Despite a positive opening of the index, which is up 0.41% to 17,056, by 10:49 AM IST, the FMCG sector is not luring investors. The index is currently down 0.2% to 44,885 and its biggest constituent, ITC Ltd (NS:) is putting a decent pressure. ITC shares hold a weightage of 36.09% in the index and are currently attributing a 0.67% cut in the index.
It is among the largest FMCG companies in India with a market capitalization of INR 4,73,775 crores and trades at a TTM P/E ratio of 26.07, compared to the sector’s average of 46.73. The stock has been an outperformer in the last one year, as compared to the benchmark Nifty 50 index, delivering a 55.7% return vs a 1.7% cut in the latter.
Image Description: Daily chart of ITC with volume bars at the bottom
Image Source: Investing.com
But now it seems like the stock is running out of steam which is clearly visible via its underperformance in today’s session. The stock is not just down 2.01% to INR 373.95 but also breached its rising trendline support on the daily chart. This is a bearish signal which might require bulls to run for cover now. Not just that, it is also forming a big bearish engulfing candlestick pattern, engulfing the real body of the past two candles.

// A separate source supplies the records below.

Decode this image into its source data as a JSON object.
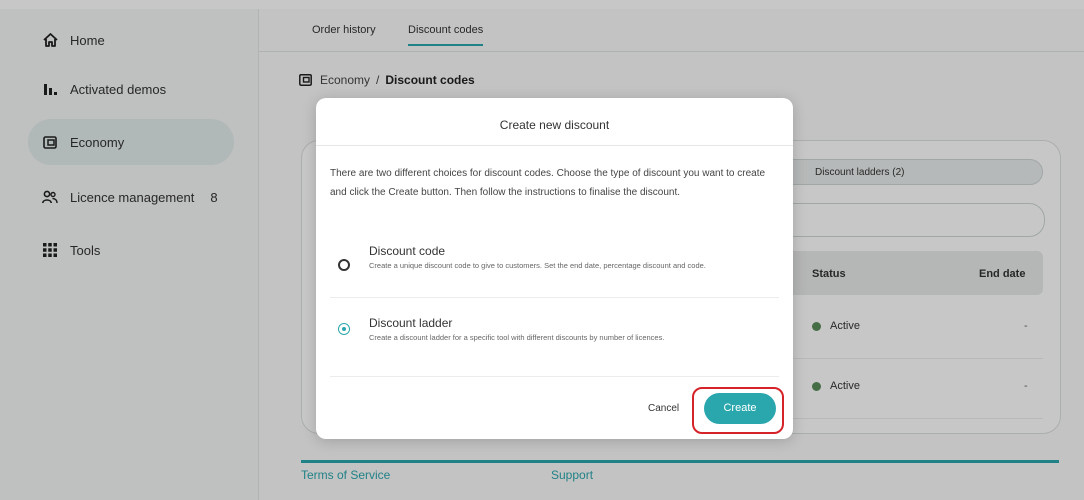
{
  "sidebar": {
    "items": [
      {
        "label": "Home",
        "icon": "home-icon"
      },
      {
        "label": "Activated demos",
        "icon": "bar-chart-icon"
      },
      {
        "label": "Economy",
        "icon": "wallet-icon",
        "active": true
      },
      {
        "label": "Licence management",
        "icon": "users-icon",
        "badge": "8"
      },
      {
        "label": "Tools",
        "icon": "grid-icon"
      }
    ]
  },
  "tabs": [
    {
      "label": "Order history"
    },
    {
      "label": "Discount codes",
      "active": true
    }
  ],
  "breadcrumb": {
    "parent": "Economy",
    "separator": "/",
    "current": "Discount codes"
  },
  "background": {
    "pill_label": "Discount ladders (2)",
    "table": {
      "headers": [
        "Status",
        "End date"
      ],
      "rows": [
        {
          "status": "Active",
          "end_date": "-"
        },
        {
          "status": "Active",
          "end_date": "-"
        }
      ]
    },
    "footer": {
      "terms": "Terms of Service",
      "support": "Support"
    }
  },
  "modal": {
    "title": "Create new discount",
    "description": "There are two different choices for discount codes. Choose the type of discount you want to create and click the Create button. Then follow the instructions to finalise the discount.",
    "options": [
      {
        "title": "Discount code",
        "description": "Create a unique discount code to give to customers. Set the end date, percentage discount and code.",
        "selected": false
      },
      {
        "title": "Discount ladder",
        "description": "Create a discount ladder for a specific tool with different discounts by number of licences.",
        "selected": true
      }
    ],
    "cancel_label": "Cancel",
    "create_label": "Create"
  },
  "colors": {
    "accent": "#2aa7ad",
    "highlight": "#d6232a",
    "active_dot": "#5a8d5a"
  }
}
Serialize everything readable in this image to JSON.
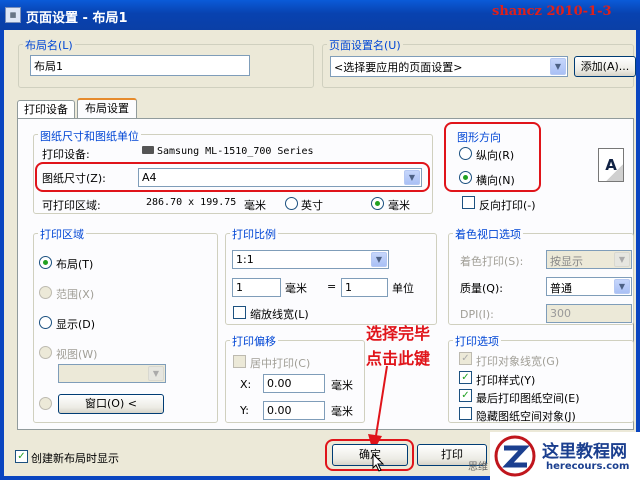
{
  "window": {
    "title": "页面设置 - 布局1",
    "watermark": "shancz 2010-1-3"
  },
  "layout_name": {
    "label": "布局名(L)",
    "value": "布局1"
  },
  "page_setup_name": {
    "label": "页面设置名(U)",
    "value": "<选择要应用的页面设置>",
    "add_button": "添加(A)..."
  },
  "tabs": [
    "打印设备",
    "布局设置"
  ],
  "paper": {
    "group_label": "图纸尺寸和图纸单位",
    "device_label": "打印设备:",
    "device_value": "Samsung ML-1510_700 Series",
    "size_label": "图纸尺寸(Z):",
    "size_value": "A4",
    "printable_label": "可打印区域:",
    "printable_value": "286.70 x 199.75",
    "printable_unit": "毫米",
    "inch_label": "英寸",
    "mm_label": "毫米"
  },
  "orientation": {
    "group_label": "图形方向",
    "portrait": "纵向(R)",
    "landscape": "横向(N)",
    "reverse": "反向打印(-)",
    "icon_letter": "A"
  },
  "plot_area": {
    "group_label": "打印区域",
    "layout": "布局(T)",
    "extents": "范围(X)",
    "display": "显示(D)",
    "view": "视图(W)",
    "window_button": "窗口(O) <"
  },
  "plot_scale": {
    "group_label": "打印比例",
    "scale": "1:1",
    "value1": "1",
    "unit1": "毫米",
    "equals": "=",
    "value2": "1",
    "unit2": "单位",
    "scale_lineweights": "缩放线宽(L)"
  },
  "shaded": {
    "group_label": "着色视口选项",
    "shade_label": "着色打印(S):",
    "shade_value": "按显示",
    "quality_label": "质量(Q):",
    "quality_value": "普通",
    "dpi_label": "DPI(I):",
    "dpi_value": "300"
  },
  "plot_offset": {
    "group_label": "打印偏移",
    "center": "居中打印(C)",
    "x_label": "X:",
    "x_value": "0.00",
    "x_unit": "毫米",
    "y_label": "Y:",
    "y_value": "0.00",
    "y_unit": "毫米"
  },
  "plot_options": {
    "group_label": "打印选项",
    "lineweights": "打印对象线宽(G)",
    "plotstyles": "打印样式(Y)",
    "paperspace_last": "最后打印图纸空间(E)",
    "hide_objects": "隐藏图纸空间对象(J)"
  },
  "footer": {
    "create_new": "创建新布局时显示",
    "ok": "确定",
    "plot": "打印",
    "help": "思维"
  },
  "annotation": {
    "line1": "选择完毕",
    "line2": "点击此键"
  },
  "logo": {
    "title": "这里教程网",
    "url": "herecours.com"
  }
}
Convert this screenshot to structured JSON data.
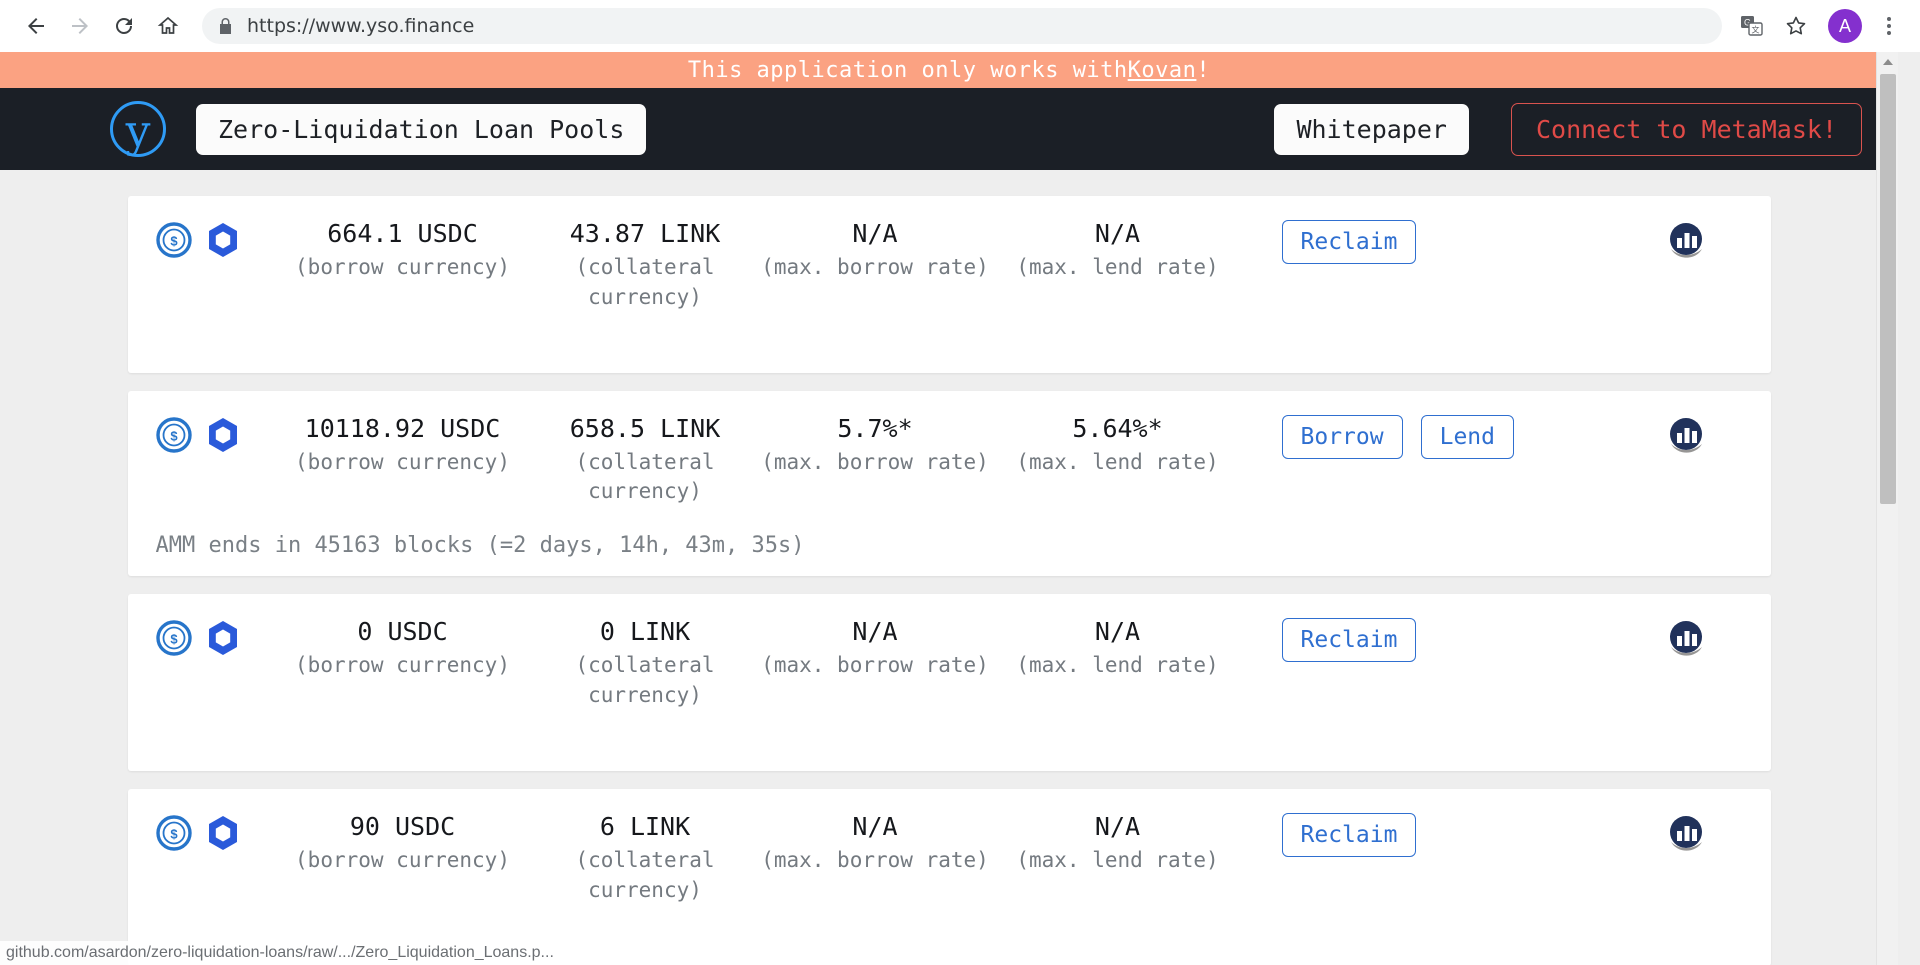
{
  "browser": {
    "back_label": "Back",
    "forward_label": "Forward",
    "reload_label": "Reload",
    "home_label": "Home",
    "url": "https://www.yso.finance",
    "url_placeholder": "Search Google or type a URL",
    "translate_label": "Translate this page",
    "bookmark_label": "Bookmark this tab",
    "avatar_initial": "A",
    "menu_label": "Customize and control Google Chrome",
    "status_text": "github.com/asardon/zero-liquidation-loans/raw/.../Zero_Liquidation_Loans.p..."
  },
  "banner": {
    "prefix": "This application only works with ",
    "link": "Kovan",
    "suffix": "!"
  },
  "header": {
    "logo_letter": "y",
    "title": "Zero-Liquidation Loan Pools",
    "whitepaper_label": "Whitepaper",
    "connect_label": "Connect to MetaMask!"
  },
  "labels": {
    "borrow_currency": "(borrow currency)",
    "collateral_currency": "(collateral currency)",
    "max_borrow_rate": "(max. borrow rate)",
    "max_lend_rate": "(max. lend rate)"
  },
  "colors": {
    "banner_bg": "#fba282",
    "navbar_bg": "#1b1f26",
    "accent_blue": "#2f9bf5",
    "button_blue": "#2f6fd0",
    "metamask_red": "#e04a47",
    "page_bg": "#eeeeee",
    "card_bg": "#ffffff"
  },
  "pools": [
    {
      "borrow_amount": "664.1 USDC",
      "collateral_amount": "43.87 LINK",
      "borrow_rate": "N/A",
      "lend_rate": "N/A",
      "actions": [
        "Reclaim"
      ],
      "amm_note": ""
    },
    {
      "borrow_amount": "10118.92 USDC",
      "collateral_amount": "658.5 LINK",
      "borrow_rate": "5.7%*",
      "lend_rate": "5.64%*",
      "actions": [
        "Borrow",
        "Lend"
      ],
      "amm_note": "AMM ends in 45163 blocks (=2 days, 14h, 43m, 35s)"
    },
    {
      "borrow_amount": "0 USDC",
      "collateral_amount": "0 LINK",
      "borrow_rate": "N/A",
      "lend_rate": "N/A",
      "actions": [
        "Reclaim"
      ],
      "amm_note": ""
    },
    {
      "borrow_amount": "90 USDC",
      "collateral_amount": "6 LINK",
      "borrow_rate": "N/A",
      "lend_rate": "N/A",
      "actions": [
        "Reclaim"
      ],
      "amm_note": ""
    }
  ]
}
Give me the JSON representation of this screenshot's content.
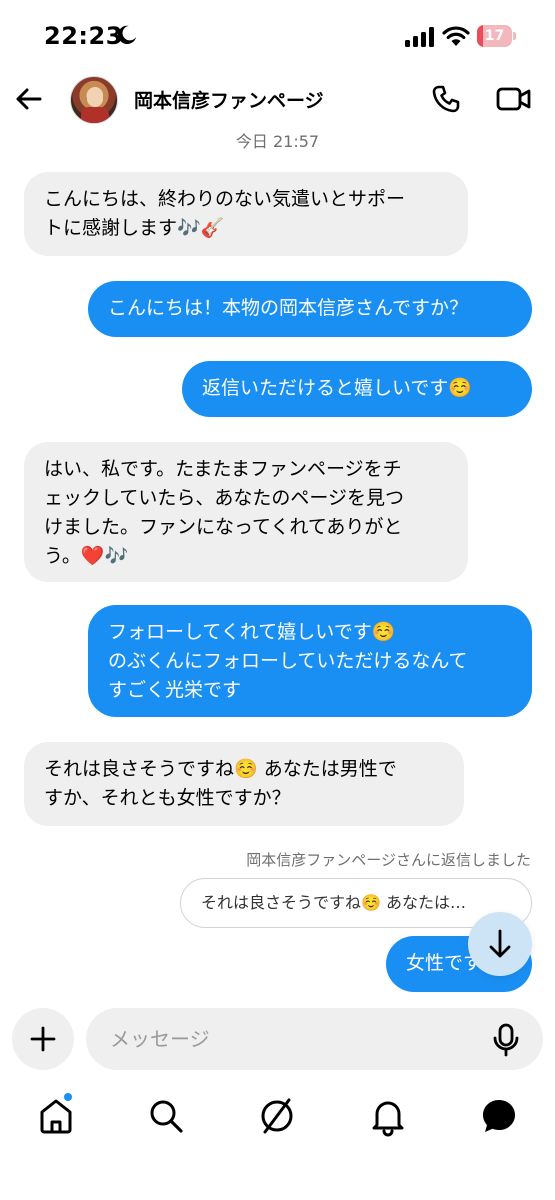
{
  "status_bar": {
    "time": "22:23",
    "battery_level": "17",
    "battery_fraction": 0.17,
    "icons": [
      "moon-icon",
      "signal-icon",
      "wifi-icon",
      "battery-icon"
    ]
  },
  "header": {
    "title": "岡本信彦ファンページ",
    "icons": [
      "back-arrow-icon",
      "avatar",
      "phone-icon",
      "video-camera-icon"
    ]
  },
  "chat": {
    "timestamp": "今日 21:57",
    "messages": [
      {
        "direction": "incoming",
        "text": "こんにちは、終わりのない気遣いとサポー\nトに感謝します🎶🎸"
      },
      {
        "direction": "outgoing",
        "text": "こんにちは！本物の岡本信彦さんですか？"
      },
      {
        "direction": "outgoing",
        "text": "返信いただけると嬉しいです☺️"
      },
      {
        "direction": "incoming",
        "text": "はい、私です。たまたまファンページをチ\nェックしていたら、あなたのページを見つ\nけました。ファンになってくれてありがと\nう。❤️🎶"
      },
      {
        "direction": "outgoing",
        "text": "フォローしてくれて嬉しいです☺️\nのぶくんにフォローしていただけるなんて\nすごく光栄です"
      },
      {
        "direction": "incoming",
        "text": "それは良さそうですね☺️ あなたは男性で\nすか、それとも女性ですか？"
      }
    ],
    "reply_label": "岡本信彦ファンページさんに返信しました",
    "reply_quote": "それは良さそうですね☺️ あなたは…",
    "last_message": "女性です"
  },
  "composer": {
    "placeholder": "メッセージ"
  },
  "nav": {
    "items": [
      "home-icon",
      "search-icon",
      "explore-icon",
      "notifications-icon",
      "messages-icon"
    ]
  },
  "colors": {
    "outgoing_bubble": "#1a8ff3",
    "incoming_bubble": "#efefef",
    "battery_low": "#eb4d58"
  }
}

As this is a low-beta counter, it moves at its own slow pace, therefore traders looking for immediate action might not find it suitable. If the stock closes today’s session below the support of INR 377, then the breakdown would be confirmed and the next level to which bears can look at is around INR 362 – INR 360. Being an outperformer, an extreme bearish is not expected and short positions could be initiated only for a correction.
On the upside, ITC shares might give a brief rally to retest their resistance level (earlier support) which would give short sellers another opportunity to initiate their positions, or long holders to liquidate theirs.